Par Max Dorismond
Ils étaient les trois
mousquetaires de la plume, une trilogie d’étoiles accrochées au frontispice de l’amphithéâtre
littéraire qu’est Jérémie,
la ville qui avait bercé leur enfance avec des hymnes à la beauté et la mélodie
des choses. Quand, dans leur jeunesse, le
noir linceul recouvrait le pays de deuils, ils avaient pris leur courage à
deux mains pour braver l’hydre aux cent têtes. Des rêves pleins le chapeau, Claude
Pierre, Serge
Legagneur, et Jean-Claude Fignolé se voyaient déjà en rédempteurs des âmes
et des consciences pour remettre cette île à l’endroit et contribuer à
l’édification d’une société égalitaire. De déception en déception, leur
existence ne fut que luttes et désespoirs. En empruntant aux mots leurs secrets
et leur puissance, ils ont tout tenté pour annihiler les effets du poison de la
méchanceté humaine, pour convaincre les paumés et les orienter vers un brin
d’humanité. Des poèmes, des romans, des nouvelles, du théâtre…tout a été essayé
pour pacifier les cœurs et renverser l’ordre des choses. Malheureusement, le
pays a vogué de drames en drames pour se ramasser avec des pleurs et des
cauchemars à damner les plus endurcis.
Voilà maintenant le
trio sur le chemin du ciel. Avec un rictus au coin des lèvres, ils vont faire
rapport au Bon Dieu, tout en sachant déjà que la récolte ne fut pas abondante.
Ils ont tout donné, tout tenté, mais le destin l’a voulu autrement. Sous leurs
yeux, s’est produit l’effacement systématique de familles
entières, des
amis, des
copains. Ils ont été spectateurs involontaires de la descente aux enfers de
la nation. Acteurs impuissants, témoins de la déchéance collective, leur dialectique
ne pouvait renverser l’ordre établi. La force du verbe ne pouvait rivaliser
avec les armes de guerre, avec les insinuations malveillantes, les regards
inquisiteurs, la haine débridée et la terreur innommable qui alimentaient le
quotidien. Le peuple à genoux criait famine. La face de la misère était indescriptible.
Dans leurs œuvres, à
tous les trois, on détecte une poésie aux accents prophétiques, une sorte
d’érotisme mystique, une source inépuisable de consolation à pouvoir de rêves.
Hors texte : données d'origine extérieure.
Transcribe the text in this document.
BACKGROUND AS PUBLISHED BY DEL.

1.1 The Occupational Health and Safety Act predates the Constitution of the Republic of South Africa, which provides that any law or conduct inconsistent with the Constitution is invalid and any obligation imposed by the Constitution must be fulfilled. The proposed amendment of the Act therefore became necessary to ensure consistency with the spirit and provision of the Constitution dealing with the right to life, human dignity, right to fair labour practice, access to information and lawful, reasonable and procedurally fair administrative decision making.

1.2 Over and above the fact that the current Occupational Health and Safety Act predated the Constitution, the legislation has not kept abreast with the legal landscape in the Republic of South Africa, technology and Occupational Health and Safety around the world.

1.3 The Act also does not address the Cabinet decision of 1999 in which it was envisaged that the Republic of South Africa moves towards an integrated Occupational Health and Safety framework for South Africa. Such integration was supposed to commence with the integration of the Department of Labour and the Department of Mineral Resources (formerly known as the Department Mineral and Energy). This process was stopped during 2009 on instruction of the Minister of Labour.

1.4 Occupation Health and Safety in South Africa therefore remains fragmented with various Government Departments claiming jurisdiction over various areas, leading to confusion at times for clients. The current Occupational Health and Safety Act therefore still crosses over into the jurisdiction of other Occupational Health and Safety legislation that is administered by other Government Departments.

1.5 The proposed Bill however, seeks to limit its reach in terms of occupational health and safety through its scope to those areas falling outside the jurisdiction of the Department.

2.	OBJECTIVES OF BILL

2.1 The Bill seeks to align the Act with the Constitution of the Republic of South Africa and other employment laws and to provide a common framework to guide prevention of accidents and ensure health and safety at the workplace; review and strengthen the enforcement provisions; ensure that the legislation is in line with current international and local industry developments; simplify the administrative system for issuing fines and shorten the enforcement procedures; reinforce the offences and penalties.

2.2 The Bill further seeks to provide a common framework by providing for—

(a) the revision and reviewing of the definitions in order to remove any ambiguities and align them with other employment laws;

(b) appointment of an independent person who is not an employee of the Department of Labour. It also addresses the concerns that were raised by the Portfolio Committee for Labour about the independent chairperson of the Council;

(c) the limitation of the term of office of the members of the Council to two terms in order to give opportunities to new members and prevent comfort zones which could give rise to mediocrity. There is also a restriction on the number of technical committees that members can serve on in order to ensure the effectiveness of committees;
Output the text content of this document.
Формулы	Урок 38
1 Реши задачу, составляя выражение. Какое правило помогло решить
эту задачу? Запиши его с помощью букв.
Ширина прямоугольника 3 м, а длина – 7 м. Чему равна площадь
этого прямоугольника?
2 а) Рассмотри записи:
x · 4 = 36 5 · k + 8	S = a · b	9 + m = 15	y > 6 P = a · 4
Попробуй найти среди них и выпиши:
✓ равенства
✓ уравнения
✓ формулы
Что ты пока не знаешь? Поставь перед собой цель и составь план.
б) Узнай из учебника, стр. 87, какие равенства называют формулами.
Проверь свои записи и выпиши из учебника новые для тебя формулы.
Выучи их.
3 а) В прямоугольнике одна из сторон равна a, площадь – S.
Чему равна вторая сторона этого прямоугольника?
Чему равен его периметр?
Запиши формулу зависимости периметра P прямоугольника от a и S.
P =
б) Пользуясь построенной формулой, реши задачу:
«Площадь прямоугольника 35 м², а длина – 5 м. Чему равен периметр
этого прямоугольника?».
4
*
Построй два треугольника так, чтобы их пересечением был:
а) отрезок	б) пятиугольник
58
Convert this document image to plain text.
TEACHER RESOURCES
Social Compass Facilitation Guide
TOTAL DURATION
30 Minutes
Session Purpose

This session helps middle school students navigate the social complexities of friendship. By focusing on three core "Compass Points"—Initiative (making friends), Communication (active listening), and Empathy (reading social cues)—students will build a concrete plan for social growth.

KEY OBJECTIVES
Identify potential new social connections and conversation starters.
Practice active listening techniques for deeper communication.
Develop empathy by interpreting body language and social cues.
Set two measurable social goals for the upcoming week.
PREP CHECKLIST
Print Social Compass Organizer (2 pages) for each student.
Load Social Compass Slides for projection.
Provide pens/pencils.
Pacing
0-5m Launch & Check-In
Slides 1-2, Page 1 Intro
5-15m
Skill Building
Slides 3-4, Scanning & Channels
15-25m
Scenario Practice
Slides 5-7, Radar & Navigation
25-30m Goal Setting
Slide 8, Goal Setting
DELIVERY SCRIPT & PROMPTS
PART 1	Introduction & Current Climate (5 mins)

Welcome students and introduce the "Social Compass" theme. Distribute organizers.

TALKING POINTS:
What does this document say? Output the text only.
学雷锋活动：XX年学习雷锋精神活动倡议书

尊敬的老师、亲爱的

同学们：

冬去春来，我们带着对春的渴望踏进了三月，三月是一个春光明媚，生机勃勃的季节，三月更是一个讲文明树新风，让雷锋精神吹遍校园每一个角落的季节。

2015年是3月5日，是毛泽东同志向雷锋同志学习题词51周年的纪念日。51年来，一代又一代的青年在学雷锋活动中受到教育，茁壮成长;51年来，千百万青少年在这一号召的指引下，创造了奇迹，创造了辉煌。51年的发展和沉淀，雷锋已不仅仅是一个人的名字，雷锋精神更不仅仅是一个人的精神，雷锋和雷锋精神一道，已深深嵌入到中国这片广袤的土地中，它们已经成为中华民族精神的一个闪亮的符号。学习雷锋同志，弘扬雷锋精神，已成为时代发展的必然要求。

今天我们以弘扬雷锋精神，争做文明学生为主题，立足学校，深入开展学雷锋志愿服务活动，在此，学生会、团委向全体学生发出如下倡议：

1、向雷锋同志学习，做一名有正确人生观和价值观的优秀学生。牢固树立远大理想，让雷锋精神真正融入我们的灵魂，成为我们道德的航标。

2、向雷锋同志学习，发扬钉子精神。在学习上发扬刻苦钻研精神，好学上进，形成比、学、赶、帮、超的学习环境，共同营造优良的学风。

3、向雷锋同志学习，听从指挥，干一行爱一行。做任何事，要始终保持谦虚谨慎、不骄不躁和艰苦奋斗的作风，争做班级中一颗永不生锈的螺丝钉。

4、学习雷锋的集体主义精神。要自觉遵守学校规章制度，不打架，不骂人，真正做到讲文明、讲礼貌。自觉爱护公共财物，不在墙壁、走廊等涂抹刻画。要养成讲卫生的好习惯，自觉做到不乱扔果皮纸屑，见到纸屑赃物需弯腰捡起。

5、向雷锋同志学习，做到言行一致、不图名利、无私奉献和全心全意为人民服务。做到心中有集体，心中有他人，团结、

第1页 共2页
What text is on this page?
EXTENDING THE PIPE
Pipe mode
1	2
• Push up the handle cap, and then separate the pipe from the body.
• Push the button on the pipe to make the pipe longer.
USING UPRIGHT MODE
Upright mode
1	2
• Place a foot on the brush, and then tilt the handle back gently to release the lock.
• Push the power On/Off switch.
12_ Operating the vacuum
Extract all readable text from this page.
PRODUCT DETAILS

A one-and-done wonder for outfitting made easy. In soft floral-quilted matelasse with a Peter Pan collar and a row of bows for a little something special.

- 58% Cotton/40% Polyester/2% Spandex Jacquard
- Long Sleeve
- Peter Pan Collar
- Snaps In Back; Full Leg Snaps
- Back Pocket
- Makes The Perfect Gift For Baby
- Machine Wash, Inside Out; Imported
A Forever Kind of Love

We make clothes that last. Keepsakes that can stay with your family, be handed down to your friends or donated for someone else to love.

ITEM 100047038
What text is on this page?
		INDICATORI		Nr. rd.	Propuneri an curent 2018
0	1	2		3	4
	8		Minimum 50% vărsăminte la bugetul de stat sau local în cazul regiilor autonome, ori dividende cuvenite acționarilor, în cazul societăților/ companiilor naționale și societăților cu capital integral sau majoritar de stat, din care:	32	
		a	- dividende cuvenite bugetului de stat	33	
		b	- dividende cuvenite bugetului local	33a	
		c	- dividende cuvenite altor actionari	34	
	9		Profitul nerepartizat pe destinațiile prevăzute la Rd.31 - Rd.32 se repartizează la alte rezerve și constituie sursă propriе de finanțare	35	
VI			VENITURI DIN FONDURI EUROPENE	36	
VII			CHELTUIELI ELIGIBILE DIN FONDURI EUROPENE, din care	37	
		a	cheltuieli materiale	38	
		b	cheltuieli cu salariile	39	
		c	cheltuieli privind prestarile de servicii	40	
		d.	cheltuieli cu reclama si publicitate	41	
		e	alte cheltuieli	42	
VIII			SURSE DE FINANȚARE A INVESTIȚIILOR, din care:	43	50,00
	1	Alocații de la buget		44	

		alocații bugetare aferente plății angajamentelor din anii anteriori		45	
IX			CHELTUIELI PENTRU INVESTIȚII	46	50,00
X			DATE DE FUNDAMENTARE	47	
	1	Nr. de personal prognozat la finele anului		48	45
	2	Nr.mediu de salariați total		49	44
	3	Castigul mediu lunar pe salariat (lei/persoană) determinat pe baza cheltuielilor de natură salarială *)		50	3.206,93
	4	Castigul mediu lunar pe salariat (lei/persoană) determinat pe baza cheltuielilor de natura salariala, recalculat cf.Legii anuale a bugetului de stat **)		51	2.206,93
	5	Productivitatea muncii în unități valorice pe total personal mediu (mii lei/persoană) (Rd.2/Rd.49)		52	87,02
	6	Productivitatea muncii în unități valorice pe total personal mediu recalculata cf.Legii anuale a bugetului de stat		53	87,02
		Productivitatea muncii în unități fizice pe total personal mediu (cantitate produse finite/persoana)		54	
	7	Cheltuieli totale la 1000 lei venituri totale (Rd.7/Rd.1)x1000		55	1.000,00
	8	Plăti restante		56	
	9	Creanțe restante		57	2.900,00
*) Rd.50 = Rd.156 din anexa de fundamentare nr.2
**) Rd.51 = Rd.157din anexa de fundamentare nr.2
Avec intelligence et sensibilité, ils s’adressent souvent aux fossoyeurs de
pays sous couvert de poètes sans illusion de l’espoir. Hélas ! Tout a filé comme le sable entre
leurs doigts. Leurs vis-à-vis n’avaient aucun sens de la vie. Ils se foutaient
de l’existence de leurs semblables. C’était des humanoïdes.
Les voilà aujourd’hui
de l’autre côté du miroir. Ils sont partis, pour répéter Jacques Brel,
« handicapés de leurs rêves non exaucés ». Claude, Serge et
Jean-Claude, ne vous en faites point. Arriver au bout du voyage sans la
satisfaction du devoir accompli est vraiment rageant. Ce fut une mission
impossible. Partez sans nul souci. Le ciel est indulgent. Les desseins de Dieu
sont impénétrables. Pour la première fois, nous allons vivre nos chagrins sans
vous. Tel est notre destin. La cité
entière vous salue en choeur et joint sa voix à celle de Regnor C. Bernard, de
regrettée mémoire, votre confrère jérémien, dans le poème « Altitude »
pour vous dire, à chacun :
Cherche la donc enfin
la route du soleil.
Et grandis ta
souffrance à l’orgueil de ton rôle.
Nègre, l’horizon est
immense qui t’appelle et te sollicite.
Elève-toi,
élève-toi !
Et cueille toutes les
étoiles qui fleurissent le champ bleu de la nuit.